Asli Celikyilmaz, Microsoft Research
Title: Neural Text Generation: Progress and Challenges
Abstract: Automatic text generation enables computers to summarize text, describe pictures to visually impaired, write stories or articles about an event, have conversations in customer-service, chit-chat with individuals, and other settings, etc. Neural text generation – using neural network models to generate coherent text – have seen a paradigm shift in the last years, caused by the advances in deep contextual language modeling (e.g., LSTMs, GPT) and transfer learning (e.g., ELMO, BERT). While these tools have dramatically improved the state of text generation, particularly for low resource tasks, state-of-the-art neural text generation models still face many challenges: a lack of diversity in generated text, commonsense violations in depicted situations, difficulties in making use of multi-modal input, and many more. I will discuss existing technology to generate text with better discourse structure, narrative flow, or one that can use world knowledge more intelligently. I will conclude the talk with a discussion of current challenges and shortcomings of neural text generation, pointing to avenues for future research.
Bio:
Asli Celikyilmaz is a Principal Researcher at Microsoft Research (MSR) in Redmond, Washington. She is also an Affiliate Professor at the University of Washington. She has received Ph.D. Degree in Information Science from University of Toronto, Canada, and later continued her Postdoc study at Computer Science Department of the University of California, Berkeley. Her research interests are mainly in deep learning and natural language, specifically on language generation with long-term coherence, language understanding, language grounding with vision, and building intelligent agents for human-computer interaction She is serving on the editorial boards of Transactions of the ACL (TACL) as area editor and Open Journal of Signal Processing (OJSP) as Associate Editor. She has received several “best of” awards including NAFIPS 2007, Semantic Computing 2009, and CVPR 2019.
Diane Litman, University of Pittsburgh
Title: Argument Mining, Discourse Analysis, and Educational Applications
Abstract: The written and spoken arguments of students are educational data that can be automatically mined for purposes such as student assessment or teacher professional development. This talk will illustrate some of the opportunities and challenges in educationally-oriented argument mining. I will first describe how we are using discourse analysis to improve argument mining systems that are being embedded in educational technologies for essay grading and for analyzing classroom discussions. I will then present intrinsic and extrinsic evaluation results for two of our argument mining systems, using benchmark persuasive essay corpora as well as our recently released Discussion Tracker corpus of collaborative argumentation in high school classrooms.
Bio: Diane Litman is Professor of Computer Science, Senior Scientist with the Learning Research and Development Center, and Faculty Co-Director of the Graduate Program in Intelligent Systems, all at the University of Pittsburgh. Her current research focuses on enhancing the effectiveness of educational technology through the use of spoken and natural language processing techniques such as argument mining, summarization, multi-party dialogue systems, and revision analysis. She is a Fellow of the Association for Computational Linguistics, has twice been elected Chair of the North American Chapter of the Association for Computational Linguistics, has co-authored multiple papers winning best paper awards, and was the SIGdial Program Co-Chair in 2018.

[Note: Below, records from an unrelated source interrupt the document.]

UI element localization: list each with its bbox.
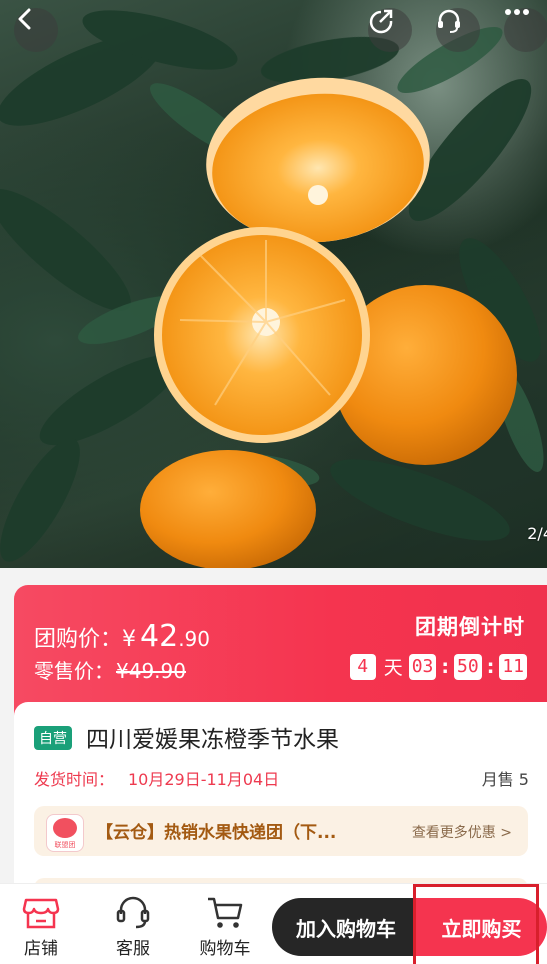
more-icon [505,9,529,15]
countdown-separator: : [486,655,495,678]
countdown-days: 4 [349,653,376,680]
group-logo-caption: 联盟团 [54,841,76,849]
share-button[interactable] [368,8,412,52]
add-to-cart-button[interactable]: 加入购物车 [272,898,420,956]
self-operated-badge: 自营 [34,726,72,750]
store-label: 店铺 [24,939,58,959]
buy-now-button[interactable]: 立即购买 [416,898,547,956]
cart-label: 购物车 [199,939,251,959]
store-icon [22,898,60,929]
bottom-action-bar: 店铺 客服 购物车 加入购物车 立即购买 [0,883,547,964]
service-tab[interactable]: 客服 [98,884,168,964]
group-logo-icon: 联盟团 [46,814,84,852]
countdown-separator: : [441,655,450,678]
countdown-minutes: 50 [454,653,482,680]
product-title: 四川爱媛果冻橙季节水果 [86,727,339,753]
group-price-label: 团购价： [34,627,123,652]
group-price-decimal: .90 [178,627,211,651]
more-button[interactable] [504,8,547,52]
cart-tab[interactable]: 购物车 [190,884,260,964]
countdown-title: 团期倒计时 [415,615,525,639]
headset-icon [438,9,460,33]
back-arrow-icon [18,8,31,30]
retail-price-value: ¥49.90 [116,659,186,683]
group-price-integer: 42 [140,619,179,654]
price-banner: 团购价： ¥ 42 .90 零售价： ¥49.90 团期倒计时 4 天 03 :… [14,585,547,720]
countdown-seconds: 11 [499,653,527,680]
customer-service-button[interactable] [436,8,480,52]
image-index: 2/4 [527,524,547,543]
countdown-hours: 03 [408,653,437,680]
retail-price-label: 零售价： [34,659,114,683]
product-info-card: 自营 四川爱媛果冻橙季节水果 发货时间： 10月29日-11月04日 月售 5 … [14,702,547,908]
back-button[interactable] [14,8,58,52]
retail-price: 零售价： ¥49.90 [34,655,186,684]
cart-icon [208,897,243,928]
view-more-offers-link[interactable]: 查看更多优惠 > [412,822,512,842]
group-price: 团购价： ¥ 42 .90 [34,619,210,654]
store-tab[interactable]: 店铺 [6,884,76,964]
countdown-timer: 4 天 03 : 50 : 11 [349,653,527,680]
ship-time-dates: 10月29日-11月04日 [128,770,280,789]
monthly-sales: 月售 5 [481,770,529,789]
share-icon [369,9,393,34]
oranges-photo [0,10,544,568]
ship-time-label: 发货时间： [34,770,115,789]
service-label: 客服 [116,939,150,959]
promo-text: 【云仓】热销水果快递团（下... [96,823,337,843]
product-image[interactable]: 2/4 [0,0,547,568]
countdown-day-unit: 天 [383,657,403,679]
group-price-currency: ¥ [122,627,137,652]
promo-banner[interactable]: 联盟团 【云仓】热销水果快递团（下... 查看更多优惠 > [34,806,528,856]
headset-icon [116,896,150,929]
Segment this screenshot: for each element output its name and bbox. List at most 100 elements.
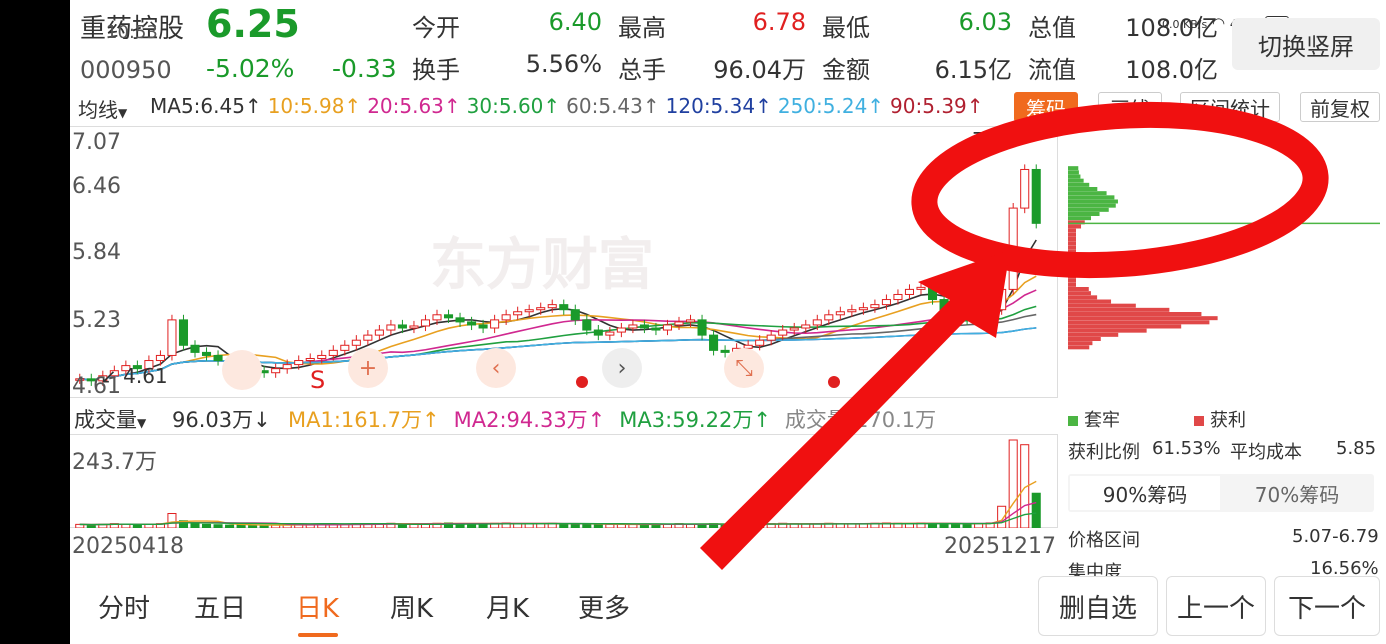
chip-bar [1068,182,1090,187]
kline-plot[interactable] [70,126,1058,398]
candle-body [490,319,500,329]
candle-body [213,354,223,362]
next-stock-button[interactable]: 下一个 [1274,576,1380,636]
quote-value: 6.15亿 [934,56,1012,84]
draw-line-button[interactable]: 画线 [1098,92,1162,122]
candle-body [1008,207,1018,290]
quote-value: 96.04万 [713,56,806,84]
candle-body [155,354,165,362]
chip-bar [1068,166,1079,171]
candle-body [536,307,546,311]
volume-selector[interactable]: 成交量▼ [74,404,146,434]
candle-body [951,309,961,316]
profit-ratio: 61.53% [1152,438,1221,459]
candle-body [593,329,603,336]
price-tick: 6.46 [72,174,121,199]
avg-cost-label: 平均成本 [1230,442,1302,463]
adjust-button[interactable]: 前复权 [1300,92,1380,122]
candle-body [443,314,454,319]
ma-value: 20:5.63↑ [367,94,461,118]
candle-body [513,311,523,316]
tab-1[interactable]: 五日 [194,588,246,625]
ma-selector[interactable]: 均线▼ [78,94,127,123]
candle-body [893,293,903,301]
candle-body [985,309,995,319]
add-icon[interactable]: + [348,348,388,388]
candle-body [455,317,465,323]
chip-bar [1068,199,1118,204]
candle-body [201,351,212,356]
candle-body [904,288,915,295]
candle-body [812,319,822,326]
candle-body [997,288,1007,311]
volume-ma2: MA2:94.33万↑ [453,408,606,432]
candle-body [467,321,477,326]
candle-body [939,299,949,311]
ma-selector-label: 均线 [78,98,118,122]
nav-circle-1[interactable] [222,350,262,390]
chip-bar [1068,212,1100,216]
price-tick: 5.84 [72,240,121,265]
chip-bar [1068,257,1076,262]
volume-bar [236,524,246,528]
candle-body [824,314,834,321]
avg-cost: 5.85 [1336,438,1377,459]
tab-3[interactable]: 周K [390,588,433,625]
volume-bar [213,524,223,528]
chips-button[interactable]: 筹码 [1014,92,1078,122]
candle-body [317,354,327,359]
volume-ma3: MA3:59.22万↑ [619,408,771,432]
range-stats-button[interactable]: 区间统计 [1180,92,1280,122]
legend-swatch-red [1194,416,1204,426]
ma-value: 30:5.60↑ [466,94,561,118]
chip-bar [1068,228,1076,233]
chip-bar [1068,241,1076,246]
candle-body [916,286,926,290]
tab-0[interactable]: 分时 [98,588,150,625]
app-root: 重药控股 10:53 6.25 000950 -5.02% -0.33 0.0 … [0,0,1386,644]
tab-90-chips[interactable]: 90%筹码 [1070,476,1220,510]
chevron-right-icon[interactable]: › [602,348,642,388]
volume-ma-line [79,501,1037,526]
tab-70-chips[interactable]: 70%筹码 [1222,476,1372,510]
zoom-in-icon[interactable]: ⤡ [724,348,764,388]
tab-2[interactable]: 日K [296,588,339,625]
price-tick: 5.23 [72,308,121,333]
ma-value: MA5:6.45↑ [150,94,262,118]
remove-watch-button[interactable]: 删自选 [1038,576,1158,636]
sell-signal-marker: S [310,366,326,394]
price-tick: 7.07 [72,130,121,155]
chip-bar [1068,341,1093,346]
candle-body [282,364,292,370]
volume-bar [962,523,972,528]
high-marker: 7.0 [972,128,1004,152]
chip-bar [1068,312,1202,316]
chip-bar [1068,295,1098,300]
chip-bar [1068,216,1092,221]
tab-5[interactable]: 更多 [578,588,630,625]
volume-bar [225,524,235,528]
candle-body [582,319,592,331]
tab-4[interactable]: 月K [486,588,529,625]
quote-value: 6.03 [958,8,1012,36]
candle-body [178,319,189,346]
volume-bar [259,524,269,528]
ma-line-5 [79,239,1037,381]
candle-body [420,319,431,327]
candle-body [386,324,396,331]
status-time: 10:53 [106,22,158,43]
candle-body [524,309,534,313]
candle-body [478,324,488,329]
chip-bar [1068,278,1076,283]
candle-body [870,304,880,309]
switch-portrait-button[interactable]: 切换竖屏 [1232,18,1380,70]
prev-stock-button[interactable]: 上一个 [1166,576,1266,636]
change-percent: -5.02% [206,54,295,83]
chip-bar [1068,232,1076,237]
chevron-left-icon[interactable]: ‹ [476,348,516,388]
volume-bar [190,522,200,528]
chip-bar [1068,170,1079,175]
chip-bar [1068,345,1090,350]
volume-current: 96.03万↓ [172,408,271,432]
volume-plot[interactable] [70,434,1058,528]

Gabriel Skantze, KTH Royal Institute of Technologies
Title: Conversational Turn-taking in Human-robot Interaction
Abstract: The last decade has seen a breakthrough for speech interfaces, much thanks to the advancements in speech recognition. Apart from voice assistants in smart speakers and phones, an emerging application area are social robots, which are expected to serve as receptionists, teachers, companions, coworkers, etc. Just like we prefer physical meetings over phone calls and video conferencing, social robots can potentially offer a much richer interaction experience than non-embodied dialogue systems. One example of this is the Furhat robot head, which started as a research project at KTH, but is now used in commercial applications, such as serving as a concierge at airports and performing job interviews.
However, even though this recent progress is very exciting, current dialogue systems are still limited in several ways, especially for human-robot interaction. In this talk, I will specifically address the modelling of conversational turn-taking. As current systems lack the sophisticated coordination mechanisms found in human-human interaction, they are often plagued by interruptions or sluggish responses. In a face-to-face conversation, we use various multi-modal signals for this coordination, including linguistic and prosodic cues, as well as gaze and gestures. I will present our work on the use of deep learning for modelling these cues, which can allow the system to predict, and even project, potential turn-shifts. I will also present user studies which show how the robot can regulate turn-taking in multi-party dialogue by employing various turn-taking signals. This can be used to both facilitate a smoother interaction, as well as shaping the turn-taking dynamics and participation equality in multi-party settings.
Bio: Gabriel Skantze is professor in speech technology with a specialization in dialogue systems at KTH Royal Institute of Technology. His research focuses on the development of computational models for situated dialogue and human-robot interaction. He is also co-founder and chief scientist at Furhat Robotics, a startup based in Stockholm developing a platform for social robotics. Since 2019, he is the president of SIGdial.